There was a traveller on his own by the table at the window, but that was the smallest table in the café and he had his samples’ case on the other chair, out of the way of people passing. Otherwise, Blakely’s was the only table that wasn’t shared.
‘Only she said go on over,’ the same woman who’d shared it with him before said.
‘You’re welcome. Sure, there’s nowhere else.’
‘Isn’t that the bad news?’ She nodded at the headline in his paper. A taxi-driver had been shot dead the evening before, the first murder since the cease-fires.
‘Aye,’ Blakely said. ‘It is that.’
She was dressed as she’d been before, in shades of fawn and brown – a skirt and cardigan, cream blouse, under the coat she’d taken off. There was a brooch, made to look like a flower, in her blouse.
‘The plate’s hot, Mr Blakely,’ Nellie warned, placing roast beef and potatoes and cabbage in front of him. She wiped the edge of the plate where gravy had left a residue.
‘Bread and butter and tea, Nellie,’ Mrs Kincaid ordered, remembering the name from the last time. ‘I don’t take much,’ she informed Blakely, ‘in the middle of the day. And jam,’ she called after the waitress.
‘It’s my main meal,’ Blakely explained, a note of mild justification in his tone.
‘Convenient, to go out for it.’
‘Ach, it is.’
‘You live in the town, Mr Blakely?’
‘A bit out.’
‘I thought maybe you would.
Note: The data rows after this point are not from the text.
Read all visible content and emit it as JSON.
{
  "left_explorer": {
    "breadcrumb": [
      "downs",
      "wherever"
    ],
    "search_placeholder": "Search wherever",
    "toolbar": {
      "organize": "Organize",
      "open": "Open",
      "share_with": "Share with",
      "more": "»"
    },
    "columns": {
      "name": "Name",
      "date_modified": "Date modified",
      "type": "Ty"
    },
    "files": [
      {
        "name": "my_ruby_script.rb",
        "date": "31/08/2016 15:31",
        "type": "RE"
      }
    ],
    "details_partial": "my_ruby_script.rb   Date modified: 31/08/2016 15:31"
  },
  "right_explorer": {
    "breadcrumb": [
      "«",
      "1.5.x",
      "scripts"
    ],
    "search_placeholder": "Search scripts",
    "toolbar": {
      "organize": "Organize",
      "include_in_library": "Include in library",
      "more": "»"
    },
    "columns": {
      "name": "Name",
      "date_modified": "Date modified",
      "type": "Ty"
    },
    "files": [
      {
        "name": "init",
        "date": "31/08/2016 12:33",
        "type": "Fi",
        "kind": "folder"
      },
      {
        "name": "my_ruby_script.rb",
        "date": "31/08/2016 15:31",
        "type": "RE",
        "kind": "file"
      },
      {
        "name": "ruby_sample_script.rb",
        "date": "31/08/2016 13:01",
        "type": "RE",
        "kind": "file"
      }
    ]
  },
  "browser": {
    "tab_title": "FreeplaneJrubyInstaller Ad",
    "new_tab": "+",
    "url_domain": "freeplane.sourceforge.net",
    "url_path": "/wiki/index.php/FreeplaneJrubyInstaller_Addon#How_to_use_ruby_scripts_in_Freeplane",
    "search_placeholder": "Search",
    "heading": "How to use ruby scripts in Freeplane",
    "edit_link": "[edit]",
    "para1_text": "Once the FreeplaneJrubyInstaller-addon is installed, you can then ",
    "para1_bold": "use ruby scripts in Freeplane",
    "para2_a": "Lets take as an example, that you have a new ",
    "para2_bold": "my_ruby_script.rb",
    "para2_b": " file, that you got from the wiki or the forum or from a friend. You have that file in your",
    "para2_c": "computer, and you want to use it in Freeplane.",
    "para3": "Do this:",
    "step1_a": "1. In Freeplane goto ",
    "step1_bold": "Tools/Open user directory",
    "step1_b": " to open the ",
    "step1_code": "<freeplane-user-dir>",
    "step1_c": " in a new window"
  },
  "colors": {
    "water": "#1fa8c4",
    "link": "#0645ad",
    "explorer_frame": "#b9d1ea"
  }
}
You have the look of the open air.’
‘I’m a turkey farmer.’
‘Well, there you are.’
He worried a piece of beef into shreds, piled cabbage and potato on to his fork, soaking up a little gravy before conveying the lot to his mouth.
‘Not bad,’ he responded when he was asked if turkeys were fetching well.
‘Time was when turkeys were a Christmas trade and no more. Amn’t I right? Not that I know a thing about poultry.’
‘Oh, you’re right enough.’
‘I like the brown of a turkey. I’m told that’s unusual.’
‘It’s all white flesh they go for those times.’
‘You’d supply the supermarkets, would you?’
‘The most of it goes that way all right. Though there’s a few outlets locally.’
‘I have a room above Beatty’s.’
‘I sell to Beatty for Christmas.’
‘Well, there’s a coincidence for you!’
‘He’s a decent man, Henry Beatty.’
‘It’s not a bad little room.’
Further details were exchanged – about the room and then about the rearing, slaughtering and plucking of turkeys, the European regulations there were as regards hygiene and refrigeration. Divulging that she was a Belfast woman, Mrs Kincaid talked about the city. Blakely said he hadn’t been there since he lost his wife. She used to go for the shopping, he said. Brand’s, he said.
‘Oh, a great store, was Brand’s. You were always on the farm, Mr Blakely?’
‘Aye, I was.’
‘I was sorry to hear there about your wife.’
‘Aye.’
The plate of bread and butter arrived, with tea, and a small glass dish of gooseberry jam.